My general take: Go is not the right first-language choice if you’re trying to pass your next coding interview in 3 months. It’s an excellent second or third language for backend engineers who want to move toward infrastructure-heavy work. The interview question bank for Go is also genuinely smaller than for Python or JavaScript – there are fewer community resources explaining Go solutions to common problems.
What actually changes your outcome in a coding round
Choosing the right language gets you maybe 15% of the way to a strong coding interview performance. The rest is pattern recognition, communication, and not freezing when you hit a problem you haven’t seen before. The way you approach coding interviews matters more than which language you write in, as long as the language isn’t fighting you.

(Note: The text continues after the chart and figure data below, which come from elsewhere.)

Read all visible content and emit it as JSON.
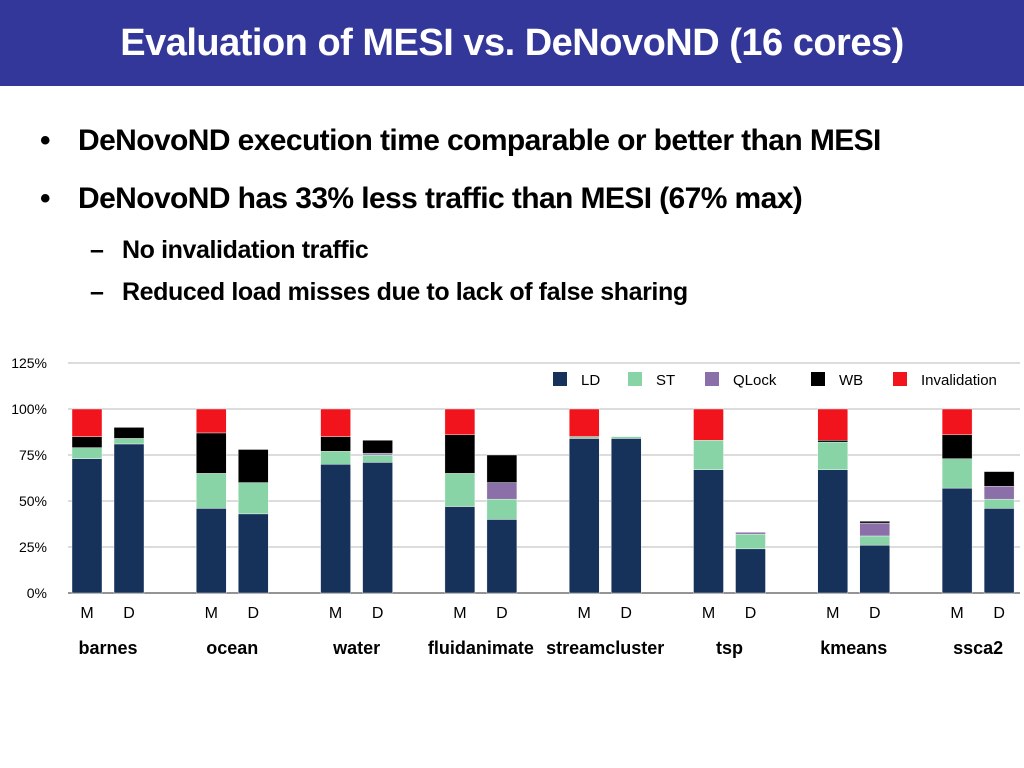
{
  "slide": {
    "title": "Evaluation of MESI vs. DeNovoND (16 cores)",
    "bullets": [
      "DeNovoND execution time comparable or better than MESI",
      "DeNovoND has 33% less traffic than MESI (67% max)"
    ],
    "sub_bullets": [
      "No invalidation traffic",
      "Reduced load misses due to lack of false sharing"
    ],
    "bullet_marker": "•",
    "sub_marker": "–"
  },
  "chart_data": {
    "type": "bar",
    "stacked": true,
    "y_tick_labels": [
      "0%",
      "25%",
      "50%",
      "75%",
      "100%",
      "125%"
    ],
    "y_ticks": [
      0,
      25,
      50,
      75,
      100,
      125
    ],
    "ylim": [
      0,
      125
    ],
    "grid": true,
    "legend_position": "top-right",
    "legend": [
      "LD",
      "ST",
      "QLock",
      "WB",
      "Invalidation"
    ],
    "colors": {
      "LD": "#17325a",
      "ST": "#88d4a6",
      "QLock": "#8b6fa8",
      "WB": "#000000",
      "Invalidation": "#f2141c"
    },
    "groups": [
      {
        "name": "barnes",
        "bars": [
          {
            "label": "M",
            "values": {
              "LD": 73,
              "ST": 6,
              "QLock": 0,
              "WB": 6,
              "Invalidation": 15
            }
          },
          {
            "label": "D",
            "values": {
              "LD": 81,
              "ST": 3,
              "QLock": 0,
              "WB": 6,
              "Invalidation": 0
            }
          }
        ]
      },
      {
        "name": "ocean",
        "bars": [
          {
            "label": "M",
            "values": {
              "LD": 46,
              "ST": 19,
              "QLock": 0,
              "WB": 22,
              "Invalidation": 13
            }
          },
          {
            "label": "D",
            "values": {
              "LD": 43,
              "ST": 17,
              "QLock": 0,
              "WB": 18,
              "Invalidation": 0
            }
          }
        ]
      },
      {
        "name": "water",
        "bars": [
          {
            "label": "M",
            "values": {
              "LD": 70,
              "ST": 7,
              "QLock": 0,
              "WB": 8,
              "Invalidation": 15
            }
          },
          {
            "label": "D",
            "values": {
              "LD": 71,
              "ST": 4,
              "QLock": 1,
              "WB": 7,
              "Invalidation": 0
            }
          }
        ]
      },
      {
        "name": "fluidanimate",
        "bars": [
          {
            "label": "M",
            "values": {
              "LD": 47,
              "ST": 18,
              "QLock": 0,
              "WB": 21,
              "Invalidation": 14
            }
          },
          {
            "label": "D",
            "values": {
              "LD": 40,
              "ST": 11,
              "QLock": 9,
              "WB": 15,
              "Invalidation": 0
            }
          }
        ]
      },
      {
        "name": "streamcluster",
        "bars": [
          {
            "label": "M",
            "values": {
              "LD": 84,
              "ST": 1,
              "QLock": 0,
              "WB": 0,
              "Invalidation": 15
            }
          },
          {
            "label": "D",
            "values": {
              "LD": 84,
              "ST": 1,
              "QLock": 0,
              "WB": 0,
              "Invalidation": 0
            }
          }
        ]
      },
      {
        "name": "tsp",
        "bars": [
          {
            "label": "M",
            "values": {
              "LD": 67,
              "ST": 16,
              "QLock": 0,
              "WB": 0,
              "Invalidation": 17
            }
          },
          {
            "label": "D",
            "values": {
              "LD": 24,
              "ST": 8,
              "QLock": 1,
              "WB": 0,
              "Invalidation": 0
            }
          }
        ]
      },
      {
        "name": "kmeans",
        "bars": [
          {
            "label": "M",
            "values": {
              "LD": 67,
              "ST": 15,
              "QLock": 0,
              "WB": 1,
              "Invalidation": 17
            }
          },
          {
            "label": "D",
            "values": {
              "LD": 26,
              "ST": 5,
              "QLock": 7,
              "WB": 1,
              "Invalidation": 0
            }
          }
        ]
      },
      {
        "name": "ssca2",
        "bars": [
          {
            "label": "M",
            "values": {
              "LD": 57,
              "ST": 16,
              "QLock": 0,
              "WB": 13,
              "Invalidation": 14
            }
          },
          {
            "label": "D",
            "values": {
              "LD": 46,
              "ST": 5,
              "QLock": 7,
              "WB": 8,
              "Invalidation": 0
            }
          }
        ]
      }
    ]
  }
}
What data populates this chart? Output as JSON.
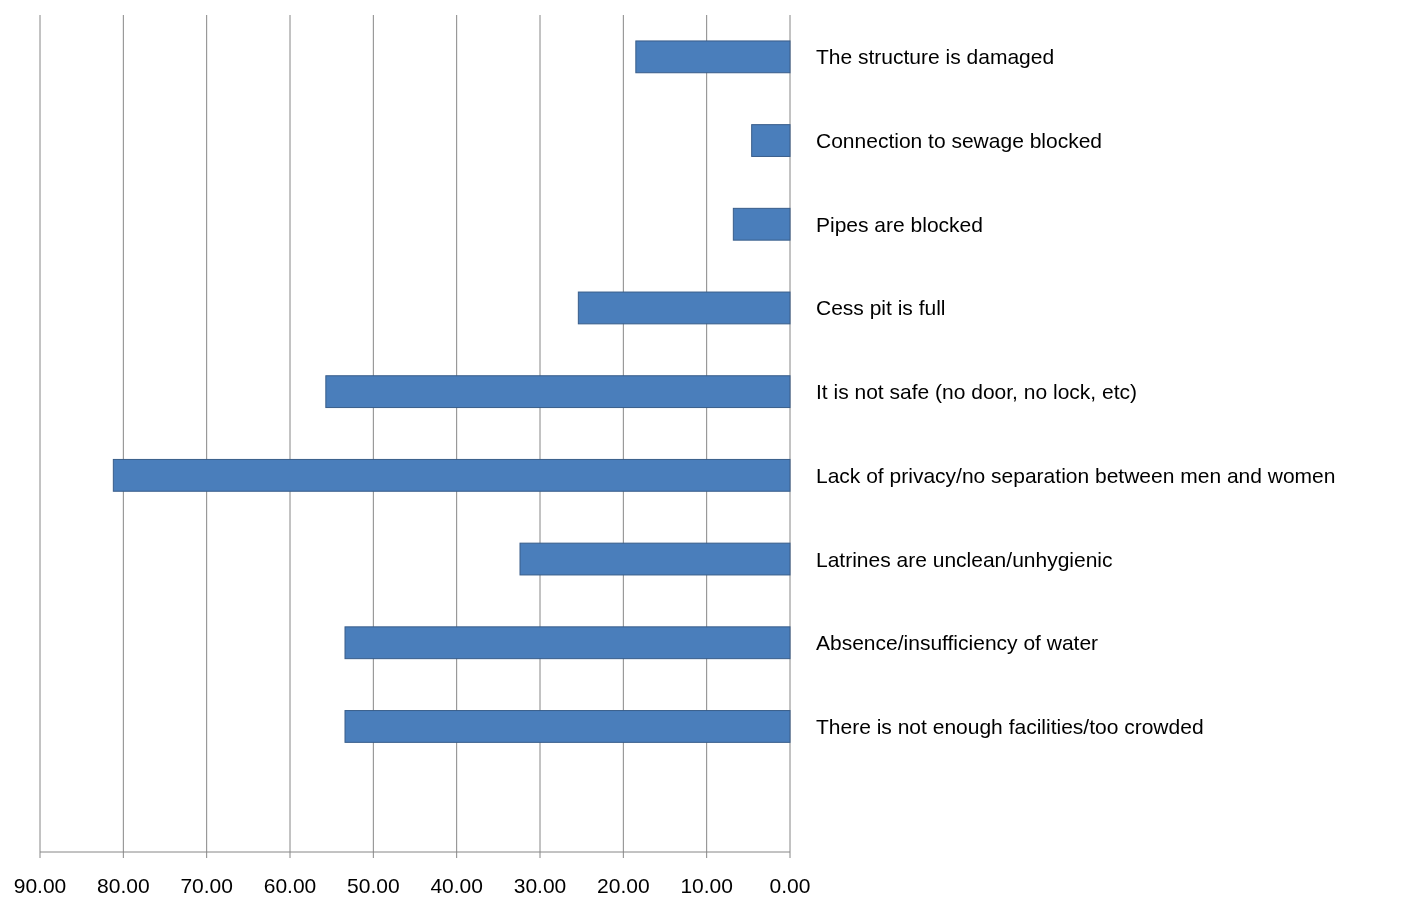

That last qualifier is real though. A language that fights you in an interview – one where you’re second-guessing semicolons or reaching for a built-in that doesn’t exist – genuinely does hurt your performance. This is partly why Python won the default slot in our users’ sessions. It gets out of the way. You can think through a graph traversal without simultaneously debugging JavaScript closure behavior.
If you’re preparing for live technical rounds and want to run through problems with instant feedback, the LastRound AI interview copilot supports all three languages. Candidates using Python in live rounds consistently report fewer syntax-related stumbles than when they practice in other languages – which is, I’ll admit, a qualitative observation and not a controlled experiment. But it’s consistent enough to mention.
Quick decision table
The second language problem
Something that rarely gets said: after your first language, the second is dramatically easier. Not “a bit easier” – genuinely, most of the concepts transfer almost completely. Loops, recursion, hash maps, tree traversals – these are ideas, not syntax. Once you have them in one language, picking up another is mostly about idioms and standard library calls.
This means the stakes of the Python vs JavaScript vs Go choice are higher earlier in your career and nearly zero once you’ve been coding for a few years. Senior engineers switching between languages for new roles is normal. The question of which one to pick first is therefore mostly a question of: which job market do you want to enter, and which one gives you the fastest path to an interview-ready skill set?
Python wins that second question for most people. Not universally – if your target employer list is entirely frontend-product companies, JavaScript is the obvious choice – but as a default for someone early in their career with no strong prior constraint, Python’s combination of interview ubiquity and ML-era job growth is hard to argue against.
One thing I’d push back on: the idea that Go is “just for experts.” That framing is a bit self-fulfilling. There are bootcamps and structured courses for Go now in 2026 that didn’t exist three years ago. If you’re already a mid-level engineer and you want to move toward Kubernetes-era infrastructure work, Go is a completely reasonable language to learn next – and the market for it, while smaller than Python or JavaScript, is genuinely less saturated with applicants.
The practical answer, which I find more useful than the framing of “which is best”: pick one, commit to it for six months of deliberate interview prep, and move on. The candidates I’ve watched stall are usually the ones switching languages mid-prep because they read something convincing about another option. Consistency matters more than the initial choice, within the range of reasonable options.